Im Übrigen ist ein Besteuerungssystem nur dann mit Artikel 90 EG vereinbar, wenn seine Ausgestaltung es unter allen Umständen ausschließt, dass eingeführte Waren höher besteuert werden als gleichartige inländische Erzeugnisse (z.B. Urteil des Gerichtshofes der Europäischen Gemeinschaften vom 15. März 2001, Rs C-265/99 , Kommission/Frankreich, Randnr. 40). Da für den Zuschlag nach § 6 Abs. 6 NoVAG keine Vorsteuerabzugsmöglichkeit vorgesehen ist, wird der Import von Kfz in den Fällen mit einer höheren Abgabe belastet, in denen die Einfuhr eines Kfz für einen vorsteuerabzugsberechtigten Unternehmer erfolgt. Allgemein scheint damit in Bezug auf den Zuschlag auch ein Besteuerungssystem vorzuliegen, das nicht mit Artikel 90 EG vereinbar ist.

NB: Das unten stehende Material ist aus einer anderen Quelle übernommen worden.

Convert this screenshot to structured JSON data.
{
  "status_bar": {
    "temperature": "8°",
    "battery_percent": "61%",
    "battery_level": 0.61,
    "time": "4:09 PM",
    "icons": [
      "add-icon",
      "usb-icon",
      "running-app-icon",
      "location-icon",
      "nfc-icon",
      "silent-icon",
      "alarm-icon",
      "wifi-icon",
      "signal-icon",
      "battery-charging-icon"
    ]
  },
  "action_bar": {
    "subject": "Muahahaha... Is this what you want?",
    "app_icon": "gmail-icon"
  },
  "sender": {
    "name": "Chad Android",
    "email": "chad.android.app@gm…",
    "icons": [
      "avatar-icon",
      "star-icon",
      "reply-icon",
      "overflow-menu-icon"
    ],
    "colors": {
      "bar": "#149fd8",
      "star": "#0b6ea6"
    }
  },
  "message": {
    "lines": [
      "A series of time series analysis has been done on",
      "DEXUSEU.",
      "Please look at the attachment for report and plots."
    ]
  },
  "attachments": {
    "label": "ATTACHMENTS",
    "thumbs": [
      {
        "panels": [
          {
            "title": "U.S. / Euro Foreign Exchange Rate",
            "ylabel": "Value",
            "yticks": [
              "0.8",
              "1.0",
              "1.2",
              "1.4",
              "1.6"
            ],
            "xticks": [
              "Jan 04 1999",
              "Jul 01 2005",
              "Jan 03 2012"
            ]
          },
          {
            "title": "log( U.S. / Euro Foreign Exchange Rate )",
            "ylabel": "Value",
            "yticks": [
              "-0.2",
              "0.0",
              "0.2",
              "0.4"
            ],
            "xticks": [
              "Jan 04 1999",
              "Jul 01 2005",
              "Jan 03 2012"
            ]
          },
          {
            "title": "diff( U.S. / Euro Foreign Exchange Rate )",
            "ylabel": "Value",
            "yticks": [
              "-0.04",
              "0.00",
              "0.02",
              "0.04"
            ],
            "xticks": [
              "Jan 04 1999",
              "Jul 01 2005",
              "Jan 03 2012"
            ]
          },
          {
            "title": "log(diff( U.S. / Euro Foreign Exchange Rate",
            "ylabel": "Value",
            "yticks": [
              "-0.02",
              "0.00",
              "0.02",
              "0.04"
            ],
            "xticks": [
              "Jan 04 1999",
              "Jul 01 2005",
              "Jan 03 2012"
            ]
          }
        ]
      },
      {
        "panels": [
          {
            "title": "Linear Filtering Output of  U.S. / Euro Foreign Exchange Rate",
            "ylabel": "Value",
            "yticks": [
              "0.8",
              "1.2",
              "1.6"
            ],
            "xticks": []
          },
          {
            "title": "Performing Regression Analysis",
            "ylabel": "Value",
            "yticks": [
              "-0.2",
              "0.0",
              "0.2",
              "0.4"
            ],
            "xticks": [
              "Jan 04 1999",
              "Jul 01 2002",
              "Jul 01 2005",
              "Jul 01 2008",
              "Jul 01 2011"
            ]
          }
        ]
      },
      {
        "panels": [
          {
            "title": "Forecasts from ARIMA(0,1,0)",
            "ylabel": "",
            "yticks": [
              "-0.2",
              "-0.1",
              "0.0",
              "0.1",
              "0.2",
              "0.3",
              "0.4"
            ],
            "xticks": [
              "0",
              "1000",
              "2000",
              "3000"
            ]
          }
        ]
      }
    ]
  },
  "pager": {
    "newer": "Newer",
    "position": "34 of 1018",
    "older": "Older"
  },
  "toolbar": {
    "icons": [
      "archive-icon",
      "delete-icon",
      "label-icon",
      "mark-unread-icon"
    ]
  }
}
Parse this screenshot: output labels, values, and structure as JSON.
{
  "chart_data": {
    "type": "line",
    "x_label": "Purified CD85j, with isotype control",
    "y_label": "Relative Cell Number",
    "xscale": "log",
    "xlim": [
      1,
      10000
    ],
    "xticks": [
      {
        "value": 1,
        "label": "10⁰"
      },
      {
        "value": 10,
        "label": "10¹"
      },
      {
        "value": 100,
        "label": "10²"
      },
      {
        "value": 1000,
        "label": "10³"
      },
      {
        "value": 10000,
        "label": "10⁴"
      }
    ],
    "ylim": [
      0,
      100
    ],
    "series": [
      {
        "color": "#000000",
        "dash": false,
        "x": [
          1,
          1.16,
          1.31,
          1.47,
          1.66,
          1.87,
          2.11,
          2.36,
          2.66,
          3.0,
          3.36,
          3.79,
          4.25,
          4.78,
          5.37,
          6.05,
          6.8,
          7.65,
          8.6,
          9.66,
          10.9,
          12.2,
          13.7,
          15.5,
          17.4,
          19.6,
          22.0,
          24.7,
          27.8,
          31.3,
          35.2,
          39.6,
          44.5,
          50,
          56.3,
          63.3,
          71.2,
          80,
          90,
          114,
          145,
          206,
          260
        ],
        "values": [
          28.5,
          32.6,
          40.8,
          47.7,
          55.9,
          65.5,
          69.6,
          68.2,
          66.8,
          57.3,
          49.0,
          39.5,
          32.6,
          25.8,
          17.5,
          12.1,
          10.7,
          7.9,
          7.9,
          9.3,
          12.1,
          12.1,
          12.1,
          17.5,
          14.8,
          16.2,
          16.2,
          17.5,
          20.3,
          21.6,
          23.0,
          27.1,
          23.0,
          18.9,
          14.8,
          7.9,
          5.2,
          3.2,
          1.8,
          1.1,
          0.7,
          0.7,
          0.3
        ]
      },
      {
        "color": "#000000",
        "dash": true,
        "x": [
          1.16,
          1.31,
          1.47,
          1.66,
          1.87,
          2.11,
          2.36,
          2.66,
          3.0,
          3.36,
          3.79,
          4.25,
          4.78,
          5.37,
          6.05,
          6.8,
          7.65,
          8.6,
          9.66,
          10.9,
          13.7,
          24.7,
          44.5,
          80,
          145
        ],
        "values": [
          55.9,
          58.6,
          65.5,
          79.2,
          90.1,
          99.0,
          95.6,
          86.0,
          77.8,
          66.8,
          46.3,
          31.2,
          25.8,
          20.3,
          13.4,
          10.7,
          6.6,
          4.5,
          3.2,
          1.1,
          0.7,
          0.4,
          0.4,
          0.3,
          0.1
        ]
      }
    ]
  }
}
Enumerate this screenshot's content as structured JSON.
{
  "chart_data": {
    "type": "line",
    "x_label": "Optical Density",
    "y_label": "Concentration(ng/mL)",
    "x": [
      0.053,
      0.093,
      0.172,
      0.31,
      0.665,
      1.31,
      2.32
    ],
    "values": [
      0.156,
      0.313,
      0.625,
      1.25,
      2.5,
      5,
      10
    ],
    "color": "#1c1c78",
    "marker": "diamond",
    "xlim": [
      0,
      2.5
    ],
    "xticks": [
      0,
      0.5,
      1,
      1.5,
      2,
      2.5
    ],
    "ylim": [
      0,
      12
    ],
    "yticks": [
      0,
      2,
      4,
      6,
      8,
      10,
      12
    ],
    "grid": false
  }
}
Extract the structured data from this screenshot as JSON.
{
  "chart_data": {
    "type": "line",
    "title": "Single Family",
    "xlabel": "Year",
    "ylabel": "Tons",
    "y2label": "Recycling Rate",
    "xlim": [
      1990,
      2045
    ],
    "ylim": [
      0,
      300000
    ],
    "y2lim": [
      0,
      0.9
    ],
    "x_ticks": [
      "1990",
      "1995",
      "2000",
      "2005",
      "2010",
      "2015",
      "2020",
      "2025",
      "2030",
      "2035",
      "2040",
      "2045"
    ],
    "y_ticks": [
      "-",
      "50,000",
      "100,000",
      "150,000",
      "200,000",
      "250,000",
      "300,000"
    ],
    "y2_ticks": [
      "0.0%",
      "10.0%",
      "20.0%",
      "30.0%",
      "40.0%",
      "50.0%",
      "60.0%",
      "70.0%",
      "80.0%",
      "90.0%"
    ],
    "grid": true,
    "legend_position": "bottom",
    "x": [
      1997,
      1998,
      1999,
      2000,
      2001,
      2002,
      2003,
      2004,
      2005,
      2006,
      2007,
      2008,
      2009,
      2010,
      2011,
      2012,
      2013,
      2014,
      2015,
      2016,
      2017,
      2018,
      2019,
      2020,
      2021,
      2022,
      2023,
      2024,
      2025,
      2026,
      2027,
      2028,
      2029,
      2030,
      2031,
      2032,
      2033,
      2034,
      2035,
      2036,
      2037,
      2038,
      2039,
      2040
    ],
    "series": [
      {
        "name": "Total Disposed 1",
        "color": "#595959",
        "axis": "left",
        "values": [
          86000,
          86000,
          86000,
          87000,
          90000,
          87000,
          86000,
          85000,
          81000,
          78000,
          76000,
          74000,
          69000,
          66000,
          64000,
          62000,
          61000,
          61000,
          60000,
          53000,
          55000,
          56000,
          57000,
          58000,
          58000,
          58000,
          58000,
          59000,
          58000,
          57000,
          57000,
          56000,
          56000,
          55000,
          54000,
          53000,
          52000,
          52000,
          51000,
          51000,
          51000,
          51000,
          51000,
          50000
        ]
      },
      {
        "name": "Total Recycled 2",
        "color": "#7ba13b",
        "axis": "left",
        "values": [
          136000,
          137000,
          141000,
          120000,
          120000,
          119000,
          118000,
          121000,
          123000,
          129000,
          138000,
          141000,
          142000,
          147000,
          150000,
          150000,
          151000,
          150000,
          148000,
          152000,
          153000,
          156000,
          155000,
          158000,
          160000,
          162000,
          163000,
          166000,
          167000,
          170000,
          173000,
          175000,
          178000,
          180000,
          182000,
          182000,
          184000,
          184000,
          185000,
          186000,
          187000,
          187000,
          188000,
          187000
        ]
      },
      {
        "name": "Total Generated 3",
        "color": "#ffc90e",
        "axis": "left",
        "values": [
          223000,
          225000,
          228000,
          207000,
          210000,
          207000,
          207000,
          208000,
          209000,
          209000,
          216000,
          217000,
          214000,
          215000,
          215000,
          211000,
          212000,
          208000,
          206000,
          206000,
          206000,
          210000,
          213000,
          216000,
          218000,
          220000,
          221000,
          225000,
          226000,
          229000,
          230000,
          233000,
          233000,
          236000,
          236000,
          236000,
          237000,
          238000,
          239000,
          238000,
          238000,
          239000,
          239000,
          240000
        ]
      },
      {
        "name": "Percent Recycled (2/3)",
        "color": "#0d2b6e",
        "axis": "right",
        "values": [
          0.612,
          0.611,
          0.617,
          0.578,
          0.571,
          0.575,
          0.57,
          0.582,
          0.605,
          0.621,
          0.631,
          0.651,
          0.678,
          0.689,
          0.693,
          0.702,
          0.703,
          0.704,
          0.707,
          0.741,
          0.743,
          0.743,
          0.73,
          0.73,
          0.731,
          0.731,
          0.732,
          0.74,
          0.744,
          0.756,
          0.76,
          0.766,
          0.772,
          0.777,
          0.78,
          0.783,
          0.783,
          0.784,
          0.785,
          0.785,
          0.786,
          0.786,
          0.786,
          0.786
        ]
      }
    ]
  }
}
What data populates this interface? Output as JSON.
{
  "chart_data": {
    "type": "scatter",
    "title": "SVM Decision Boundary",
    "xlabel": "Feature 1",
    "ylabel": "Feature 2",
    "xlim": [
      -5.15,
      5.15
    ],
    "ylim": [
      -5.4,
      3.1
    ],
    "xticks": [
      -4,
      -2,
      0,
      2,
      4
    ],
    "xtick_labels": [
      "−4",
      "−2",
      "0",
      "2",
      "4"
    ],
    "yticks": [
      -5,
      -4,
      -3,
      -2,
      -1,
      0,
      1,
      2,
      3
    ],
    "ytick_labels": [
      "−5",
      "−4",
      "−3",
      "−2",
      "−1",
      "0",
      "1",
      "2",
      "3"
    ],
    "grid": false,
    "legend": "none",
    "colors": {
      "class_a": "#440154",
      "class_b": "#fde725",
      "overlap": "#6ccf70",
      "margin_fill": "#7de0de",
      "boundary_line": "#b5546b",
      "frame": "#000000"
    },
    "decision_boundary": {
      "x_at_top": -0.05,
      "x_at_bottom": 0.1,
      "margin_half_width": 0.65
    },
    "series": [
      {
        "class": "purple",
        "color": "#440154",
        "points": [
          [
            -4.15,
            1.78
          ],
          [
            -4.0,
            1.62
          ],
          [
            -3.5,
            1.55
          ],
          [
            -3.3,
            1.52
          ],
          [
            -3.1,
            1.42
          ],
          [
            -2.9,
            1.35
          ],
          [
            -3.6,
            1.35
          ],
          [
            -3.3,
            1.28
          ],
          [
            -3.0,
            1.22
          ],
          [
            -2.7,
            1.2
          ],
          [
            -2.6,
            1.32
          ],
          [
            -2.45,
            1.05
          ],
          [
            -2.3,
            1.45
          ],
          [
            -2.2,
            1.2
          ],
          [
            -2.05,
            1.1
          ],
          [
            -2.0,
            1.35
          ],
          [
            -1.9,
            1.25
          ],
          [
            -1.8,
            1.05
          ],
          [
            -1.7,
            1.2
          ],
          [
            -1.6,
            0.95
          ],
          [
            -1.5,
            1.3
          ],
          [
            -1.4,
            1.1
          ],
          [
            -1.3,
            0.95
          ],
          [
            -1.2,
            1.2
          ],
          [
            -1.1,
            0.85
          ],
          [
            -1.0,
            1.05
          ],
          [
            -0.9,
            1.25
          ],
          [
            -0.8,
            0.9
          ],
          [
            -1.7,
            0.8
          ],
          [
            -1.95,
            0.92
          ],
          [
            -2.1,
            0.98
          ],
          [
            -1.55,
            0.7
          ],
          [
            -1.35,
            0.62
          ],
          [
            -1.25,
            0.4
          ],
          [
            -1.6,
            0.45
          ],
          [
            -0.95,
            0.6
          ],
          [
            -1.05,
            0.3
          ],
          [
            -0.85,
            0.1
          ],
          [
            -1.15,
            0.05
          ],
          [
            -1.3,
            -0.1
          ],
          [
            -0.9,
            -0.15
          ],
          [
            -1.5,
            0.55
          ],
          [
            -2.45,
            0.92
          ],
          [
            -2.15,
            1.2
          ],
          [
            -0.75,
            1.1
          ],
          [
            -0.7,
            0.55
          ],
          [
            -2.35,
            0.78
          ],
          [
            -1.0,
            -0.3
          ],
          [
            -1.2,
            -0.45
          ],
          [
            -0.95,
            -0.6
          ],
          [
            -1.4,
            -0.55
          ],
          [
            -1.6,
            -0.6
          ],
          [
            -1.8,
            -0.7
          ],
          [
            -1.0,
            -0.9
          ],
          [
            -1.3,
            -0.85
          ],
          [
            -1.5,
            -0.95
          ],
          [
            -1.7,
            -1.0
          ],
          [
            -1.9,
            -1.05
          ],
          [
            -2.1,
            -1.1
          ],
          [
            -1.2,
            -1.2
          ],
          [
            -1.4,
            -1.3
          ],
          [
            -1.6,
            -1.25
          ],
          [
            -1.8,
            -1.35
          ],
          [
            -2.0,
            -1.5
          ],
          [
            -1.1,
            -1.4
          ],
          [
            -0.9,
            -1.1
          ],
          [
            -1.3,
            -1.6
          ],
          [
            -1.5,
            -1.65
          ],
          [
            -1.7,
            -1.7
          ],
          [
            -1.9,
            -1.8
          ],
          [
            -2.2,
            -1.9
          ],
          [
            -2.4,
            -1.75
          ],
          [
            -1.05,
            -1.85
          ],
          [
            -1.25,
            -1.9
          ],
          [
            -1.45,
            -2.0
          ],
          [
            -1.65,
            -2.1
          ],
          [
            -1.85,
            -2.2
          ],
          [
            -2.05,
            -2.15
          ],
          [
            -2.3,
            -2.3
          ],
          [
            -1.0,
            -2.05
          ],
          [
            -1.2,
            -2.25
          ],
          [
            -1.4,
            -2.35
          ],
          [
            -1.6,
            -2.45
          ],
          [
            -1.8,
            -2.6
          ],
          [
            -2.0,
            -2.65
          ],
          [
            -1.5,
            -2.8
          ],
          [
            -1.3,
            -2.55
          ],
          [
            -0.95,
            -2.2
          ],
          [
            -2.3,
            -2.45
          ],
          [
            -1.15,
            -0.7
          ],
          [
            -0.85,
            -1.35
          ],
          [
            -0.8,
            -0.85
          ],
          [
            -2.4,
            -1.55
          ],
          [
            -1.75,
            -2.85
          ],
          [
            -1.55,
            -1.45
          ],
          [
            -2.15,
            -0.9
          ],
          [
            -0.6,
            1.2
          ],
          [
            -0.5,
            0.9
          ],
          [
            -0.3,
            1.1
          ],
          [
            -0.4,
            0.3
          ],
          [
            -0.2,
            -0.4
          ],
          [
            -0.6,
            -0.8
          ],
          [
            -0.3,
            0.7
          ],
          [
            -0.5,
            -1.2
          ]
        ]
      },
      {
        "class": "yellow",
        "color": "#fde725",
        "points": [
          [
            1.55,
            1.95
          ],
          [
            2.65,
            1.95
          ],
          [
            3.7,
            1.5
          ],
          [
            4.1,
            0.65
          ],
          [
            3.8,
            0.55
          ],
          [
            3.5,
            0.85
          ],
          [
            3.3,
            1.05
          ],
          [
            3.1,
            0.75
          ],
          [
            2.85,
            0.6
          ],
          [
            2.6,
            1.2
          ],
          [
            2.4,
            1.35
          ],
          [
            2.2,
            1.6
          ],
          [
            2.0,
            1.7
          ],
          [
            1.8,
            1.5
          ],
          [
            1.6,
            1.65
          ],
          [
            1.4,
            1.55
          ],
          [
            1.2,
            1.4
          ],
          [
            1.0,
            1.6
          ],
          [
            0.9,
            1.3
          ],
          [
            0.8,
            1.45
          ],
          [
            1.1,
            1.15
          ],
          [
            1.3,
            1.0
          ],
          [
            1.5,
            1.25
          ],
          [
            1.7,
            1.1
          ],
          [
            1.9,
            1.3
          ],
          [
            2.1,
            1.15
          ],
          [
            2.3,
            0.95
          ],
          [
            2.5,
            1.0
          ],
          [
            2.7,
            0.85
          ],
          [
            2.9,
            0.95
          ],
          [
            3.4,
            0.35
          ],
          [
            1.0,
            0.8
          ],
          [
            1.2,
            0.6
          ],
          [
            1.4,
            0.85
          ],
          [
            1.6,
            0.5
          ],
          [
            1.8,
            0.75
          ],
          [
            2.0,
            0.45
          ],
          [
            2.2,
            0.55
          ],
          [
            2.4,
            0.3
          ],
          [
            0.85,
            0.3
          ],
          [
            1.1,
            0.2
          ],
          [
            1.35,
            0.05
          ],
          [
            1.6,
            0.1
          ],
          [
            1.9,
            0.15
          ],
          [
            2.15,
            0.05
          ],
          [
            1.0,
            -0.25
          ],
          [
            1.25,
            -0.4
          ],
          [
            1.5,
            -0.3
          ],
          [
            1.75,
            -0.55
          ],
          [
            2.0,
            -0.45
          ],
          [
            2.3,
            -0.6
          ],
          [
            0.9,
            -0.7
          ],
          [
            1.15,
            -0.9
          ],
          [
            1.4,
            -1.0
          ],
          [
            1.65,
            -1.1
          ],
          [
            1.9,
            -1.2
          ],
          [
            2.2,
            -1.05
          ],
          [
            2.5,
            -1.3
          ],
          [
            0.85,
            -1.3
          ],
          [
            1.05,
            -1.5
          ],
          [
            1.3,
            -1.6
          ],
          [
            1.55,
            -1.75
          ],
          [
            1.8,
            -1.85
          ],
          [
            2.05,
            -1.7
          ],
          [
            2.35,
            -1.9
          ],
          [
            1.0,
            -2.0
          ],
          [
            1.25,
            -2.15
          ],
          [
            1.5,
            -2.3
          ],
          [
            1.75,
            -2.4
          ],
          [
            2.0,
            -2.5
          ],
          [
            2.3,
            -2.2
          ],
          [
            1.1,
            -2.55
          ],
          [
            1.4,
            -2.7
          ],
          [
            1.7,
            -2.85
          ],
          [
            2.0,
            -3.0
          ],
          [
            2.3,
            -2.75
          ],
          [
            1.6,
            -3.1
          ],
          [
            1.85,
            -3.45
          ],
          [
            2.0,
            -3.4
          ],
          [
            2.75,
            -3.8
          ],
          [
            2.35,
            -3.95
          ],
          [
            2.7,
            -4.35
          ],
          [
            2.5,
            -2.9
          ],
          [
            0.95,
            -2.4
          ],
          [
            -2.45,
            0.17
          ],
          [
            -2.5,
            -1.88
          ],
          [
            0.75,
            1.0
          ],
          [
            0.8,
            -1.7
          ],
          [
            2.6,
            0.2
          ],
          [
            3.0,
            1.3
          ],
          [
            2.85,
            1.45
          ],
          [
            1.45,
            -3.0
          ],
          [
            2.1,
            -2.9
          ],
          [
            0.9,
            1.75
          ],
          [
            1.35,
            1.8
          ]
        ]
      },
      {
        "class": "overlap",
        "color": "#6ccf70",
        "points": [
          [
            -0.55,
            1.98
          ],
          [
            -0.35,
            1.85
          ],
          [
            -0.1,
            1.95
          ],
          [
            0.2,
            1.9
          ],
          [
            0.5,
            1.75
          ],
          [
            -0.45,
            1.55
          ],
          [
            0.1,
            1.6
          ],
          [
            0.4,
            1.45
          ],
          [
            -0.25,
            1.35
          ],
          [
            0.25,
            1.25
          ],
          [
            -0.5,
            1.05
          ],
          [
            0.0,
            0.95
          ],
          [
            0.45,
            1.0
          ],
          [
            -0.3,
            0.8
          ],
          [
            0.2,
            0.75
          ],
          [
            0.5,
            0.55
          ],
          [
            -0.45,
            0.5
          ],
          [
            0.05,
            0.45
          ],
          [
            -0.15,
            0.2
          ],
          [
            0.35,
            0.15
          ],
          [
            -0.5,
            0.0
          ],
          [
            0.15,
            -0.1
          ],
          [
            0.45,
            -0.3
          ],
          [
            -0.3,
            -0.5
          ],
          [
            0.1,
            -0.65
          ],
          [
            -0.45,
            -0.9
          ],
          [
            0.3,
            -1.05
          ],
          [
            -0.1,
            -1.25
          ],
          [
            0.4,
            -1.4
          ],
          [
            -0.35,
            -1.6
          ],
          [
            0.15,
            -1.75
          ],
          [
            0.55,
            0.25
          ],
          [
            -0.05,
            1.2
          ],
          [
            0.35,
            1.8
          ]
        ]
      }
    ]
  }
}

Insgesamt wird daher die zweite Vorabentscheidungsfrage gestellt.

Mit der Schaffung des Binnenmarktes bzw. der Ergänzung der Sechsten Mehrwertsteuerrichtlinie durch die so genannte Binnenmarktrichtlinie vom 16. Dezember 1991, 91/680/EWG, und der damit verbundenen Abschaffung des Prinzips der Besteuerung bei der Einfuhr in den Beziehungen zwischen den Mitgliedstaaten kam es vor allem zum Entfall der Einfuhrumsatzsteuer. Wie oben ausgeführt stellt der in den Beschwerdefällen neben der Grundabgabe vorgeschriebene Zuschlag nach § 6 Abs. 6 NoVAG einen Ersatz für die ansonsten anfallende Einfuhrumsatzsteuer dar. Da eine solche Einfuhrumsatzsteuer im Verhältnis gegenüber anderen Mitgliedstaaten der EU ab dem Beitritt Österreichs zur EU nach den gemeinschaftsrechtlichen Vorschriften nicht mehr zulässig ist, könnte der im Ausgangsrechtsstreit (bei dem es sich auch um keinen innergemeinschaftlichen Erwerb nach Artikel 28a der Sechsten Mehrwertsteuerrichtlinie handelte) vorgeschriebene Zuschlag dem Richtlinienrecht widersprechen. Damit ergibt sich die dritte Vorabentscheidungsfrage.

Die Lösung der gegenständlichen Rechtsfragen scheint nicht derart offenkundig zu sein, dass für einen Zweifel im Sinne der Rechtsprechung C.I.L.F.I.T (Urteil des Gerichtshofes der Europäischen Gemeinschaften vom 6. Oktober 1982, Slg. 1982, 3415) kein Raum bliebe. Die Fragen werden daher dem Gerichtshof der Europäischen Gemeinschaften mit dem Ersuchen um Vorabentscheidung gemäß Artikel 234 EG vorgelegt.